Filmmaking, going back to when I was a kid, it seemed so far away to me. I knew no one who made movies, at all, and they seemed as if they were handed down from God. I remember when I worked with Mike Mills and I was on his set and I was looking at Annette Bening, and I thought, “What in the world did I do right in a past life to get this moment?” This is already extraordinary, and to have this happen in this way, it’s unbelievable.
And the Oscars seemed so far away, but I have to say every single year I’ve always had an Oscar party and everybody’d come over and watched it. And I put on a fancy dress, and I’ve never been. I’ve never been to the Oscars.
I think they have tickets for you this year.
Yeah, I think I got some tickets. I think I’ve got some ability to go and it’s amazing.
People obviously are talking a lot about your directing nomination and the fact that you’re only the fifth woman ever to be recognized in that category. What does that mean to you?
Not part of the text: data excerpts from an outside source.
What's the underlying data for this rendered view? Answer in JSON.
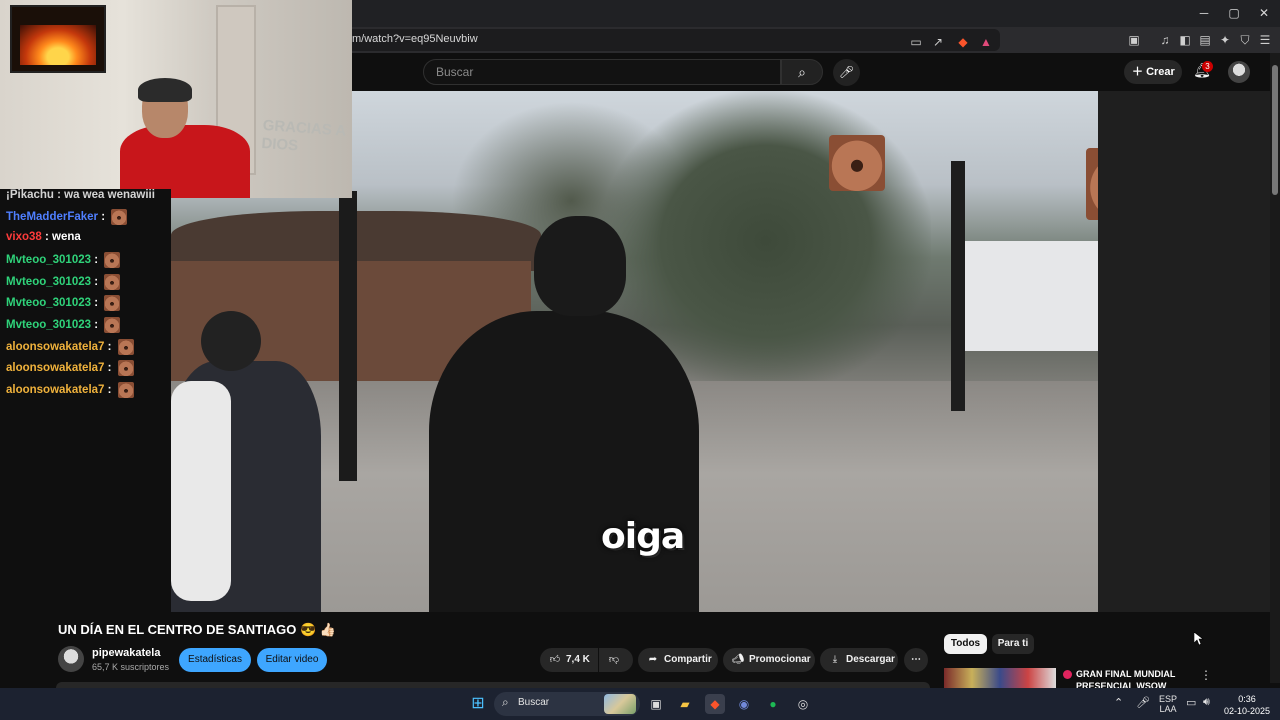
{
  "browser": {
    "url": "m/watch?v=eq95Neuvbiw",
    "window_controls": {
      "minimize": "─",
      "maximize": "▢",
      "close": "✕"
    }
  },
  "youtube_header": {
    "search_placeholder": "Buscar",
    "create_label": "Crear",
    "notification_count": "3"
  },
  "video": {
    "caption": "oiga"
  },
  "webcam": {
    "wall_text": "GRACIAS A DIOS"
  },
  "chat": {
    "partial_top": "¡Pikachu : wa wea wenawiii",
    "messages": [
      {
        "user": "TheMadderFaker",
        "color": "#4f7fff",
        "message": "",
        "emote": true
      },
      {
        "user": "vixo38",
        "color": "#ff3b3b",
        "message": "wena",
        "emote": false
      },
      {
        "user": "Mvteoo_301023",
        "color": "#2fd37a",
        "message": "",
        "emote": true
      },
      {
        "user": "Mvteoo_301023",
        "color": "#2fd37a",
        "message": "",
        "emote": true
      },
      {
        "user": "Mvteoo_301023",
        "color": "#2fd37a",
        "message": "",
        "emote": true
      },
      {
        "user": "Mvteoo_301023",
        "color": "#2fd37a",
        "message": "",
        "emote": true
      },
      {
        "user": "aloonsowakatela7",
        "color": "#f0b23c",
        "message": "",
        "emote": true
      },
      {
        "user": "aloonsowakatela7",
        "color": "#f0b23c",
        "message": "",
        "emote": true
      },
      {
        "user": "aloonsowakatela7",
        "color": "#f0b23c",
        "message": "",
        "emote": true
      }
    ]
  },
  "video_info": {
    "title": "UN DÍA EN EL CENTRO DE SANTIAGO 😎 👍🏻",
    "channel_name": "pipewakatela",
    "subscribers": "65,7 K suscriptores",
    "stats_button": "Estadísticas",
    "edit_button": "Editar video",
    "like_count": "7,4 K",
    "share_label": "Compartir",
    "promote_label": "Promocionar",
    "download_label": "Descargar"
  },
  "recommendations": {
    "chips": [
      "Todos",
      "Para ti"
    ],
    "first_title": "GRAN FINAL MUNDIAL PRESENCIAL WSOW"
  },
  "taskbar": {
    "search_text": "Buscar",
    "language": "ESP",
    "language_sub": "LAA",
    "time": "0:36",
    "date": "02-10-2025"
  },
  "colors": {
    "accent_blue": "#3ea6ff",
    "background": "#0f0f0f",
    "notification_red": "#cc0000"
  }
}
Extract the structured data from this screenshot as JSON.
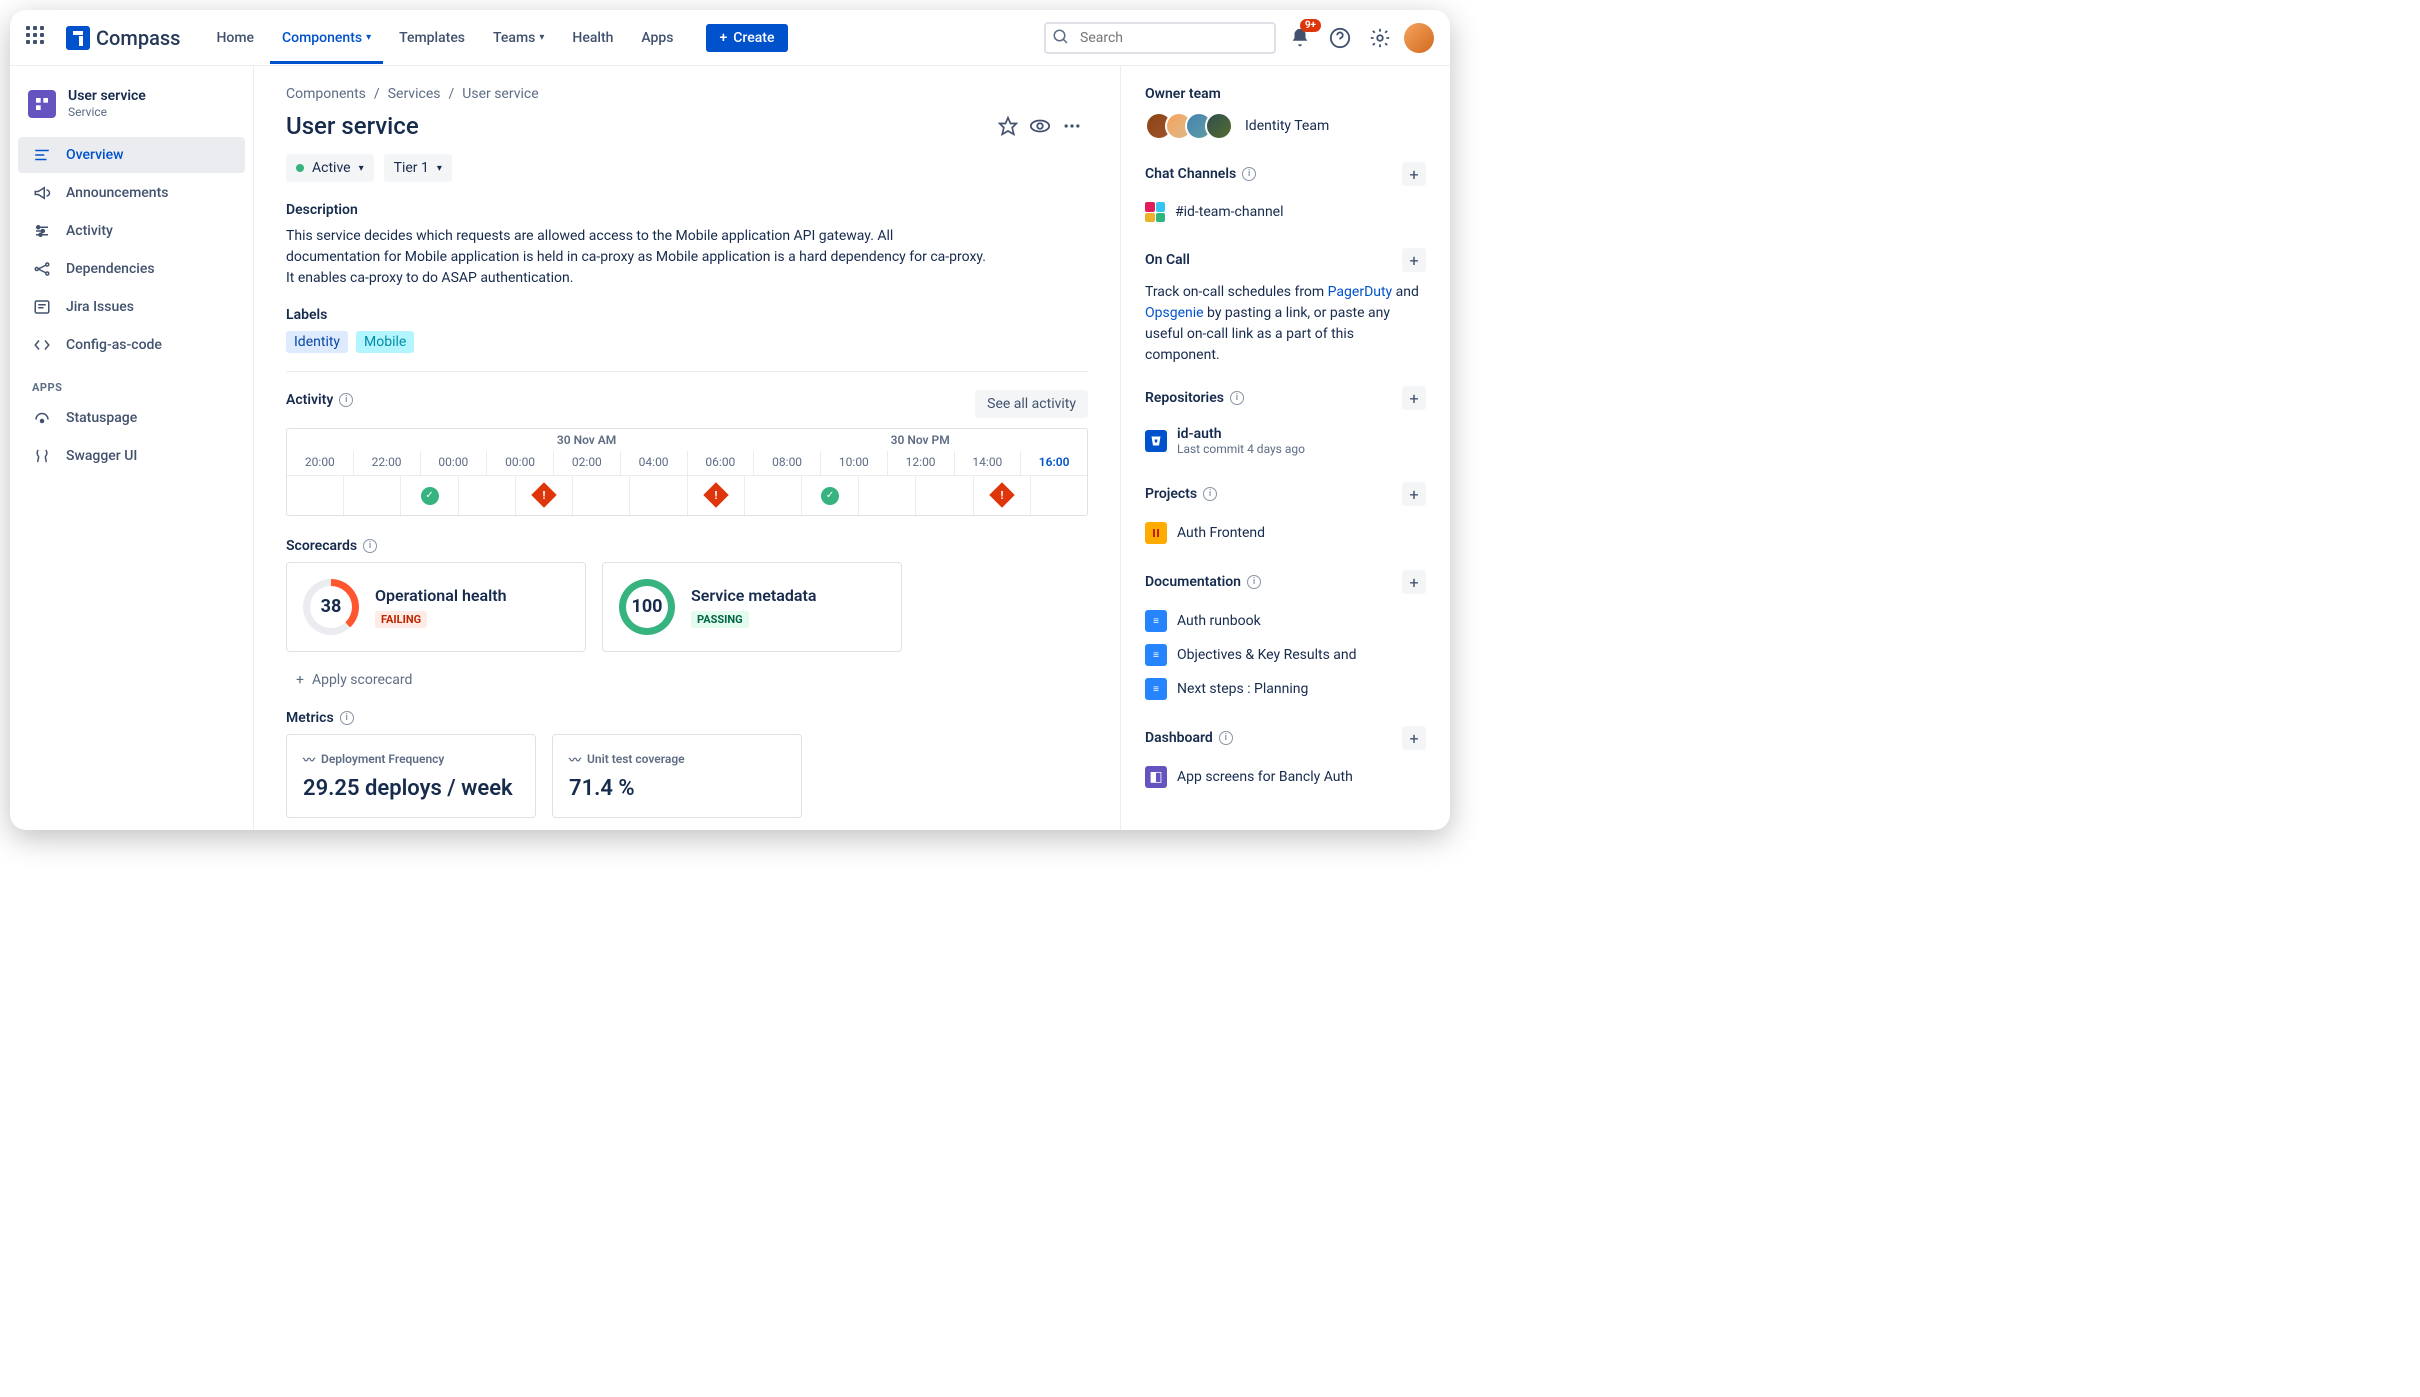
{
  "header": {
    "product": "Compass",
    "nav": [
      "Home",
      "Components",
      "Templates",
      "Teams",
      "Health",
      "Apps"
    ],
    "active_nav": "Components",
    "create": "Create",
    "search_placeholder": "Search",
    "notification_badge": "9+"
  },
  "sidebar": {
    "title": "User service",
    "subtitle": "Service",
    "items": [
      "Overview",
      "Announcements",
      "Activity",
      "Dependencies",
      "Jira Issues",
      "Config-as-code"
    ],
    "active": "Overview",
    "apps_label": "APPS",
    "apps": [
      "Statuspage",
      "Swagger UI"
    ]
  },
  "breadcrumb": [
    "Components",
    "Services",
    "User service"
  ],
  "page_title": "User service",
  "status_chip": "Active",
  "tier_chip": "Tier 1",
  "description_h": "Description",
  "description": "This service decides which requests are allowed access to the Mobile application API gateway. All documentation for Mobile application is held in ca-proxy as Mobile application is a hard dependency for ca-proxy. It enables ca-proxy to do ASAP authentication.",
  "labels_h": "Labels",
  "labels": {
    "identity": "Identity",
    "mobile": "Mobile"
  },
  "activity_h": "Activity",
  "see_all": "See all activity",
  "timeline": {
    "periods": [
      "30 Nov AM",
      "30 Nov PM"
    ],
    "hours": [
      "20:00",
      "22:00",
      "00:00",
      "00:00",
      "02:00",
      "04:00",
      "06:00",
      "08:00",
      "10:00",
      "12:00",
      "14:00",
      "16:00"
    ],
    "events": [
      "",
      "",
      "ok",
      "",
      "err",
      "",
      "",
      "err",
      "",
      "ok",
      "",
      "",
      "err",
      ""
    ]
  },
  "scorecards_h": "Scorecards",
  "scorecards": [
    {
      "score": "38",
      "title": "Operational health",
      "status": "FAILING",
      "kind": "fail"
    },
    {
      "score": "100",
      "title": "Service metadata",
      "status": "PASSING",
      "kind": "pass"
    }
  ],
  "apply_scorecard": "Apply scorecard",
  "metrics_h": "Metrics",
  "metrics": [
    {
      "label": "Deployment Frequency",
      "value": "29.25 deploys / week"
    },
    {
      "label": "Unit test coverage",
      "value": "71.4 %"
    }
  ],
  "right": {
    "owner_h": "Owner team",
    "team_name": "Identity Team",
    "chat_h": "Chat Channels",
    "chat_channel": "#id-team-channel",
    "oncall_h": "On Call",
    "oncall_text_1": "Track on-call schedules from ",
    "oncall_link_1": "PagerDuty",
    "oncall_text_2": " and ",
    "oncall_link_2": "Opsgenie",
    "oncall_text_3": " by pasting a link, or paste any useful on-call link as a part of this component.",
    "repos_h": "Repositories",
    "repo_name": "id-auth",
    "repo_sub": "Last commit 4 days ago",
    "projects_h": "Projects",
    "project_name": "Auth Frontend",
    "docs_h": "Documentation",
    "docs": [
      "Auth runbook",
      "Objectives & Key Results and",
      "Next steps : Planning"
    ],
    "dashboard_h": "Dashboard",
    "dashboard_item": "App screens for Bancly Auth"
  }
}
First of all, it means the world to me. It means so much because it’s something that – I remember when Kathryn Bigelow won for best director, and I remember I was at my Oscar-watching party and I remember crying and feeling so excited and feeling like she did it ... and so much more feels possible.
And I hope that, honestly, I hope that girls or women who want to be filmmakers — sorry, I’m going to start crying again — look at this and they feel like, “Yeah, I’m going to go make my movie.” And I hope that it does that. Because I selfishly want to see those movies … I couldn’t be more excited for the next generation of women who want to make movies. And I hope that they can see me up there and feel like, “Hey, I can do that too.” Sorry I’m getting emotional.
Do you feel that with “Lady Bird” — a movie written and directed by a woman, focused on a female-centered story about a mother and a daughter — this year in particular has had extra power?
I knew how much care everyone put into every moment, and with Saoirse and Laurie [Metcalf], I always wanted it to feel like this is a movie about life as it’s lived for these women, that it has something that’s epic even though it is quotidian.
You always hope you make something that connects with people, but you never know if it’s going to. There’s all kinds of reasons why some things connect and some things don’t. But the response of people, men and women of all ages who saw themselves and their hometowns and their families in it, it’s very emotional for me and very meaningful for me.
I just keep going back to my cast and the crew. Movies are not a solo endeavor; they are the most collaborative art form, and everybody not only brought their heart and soul to it. They brought the most detailed level of craft and art and that in itself is an act of love.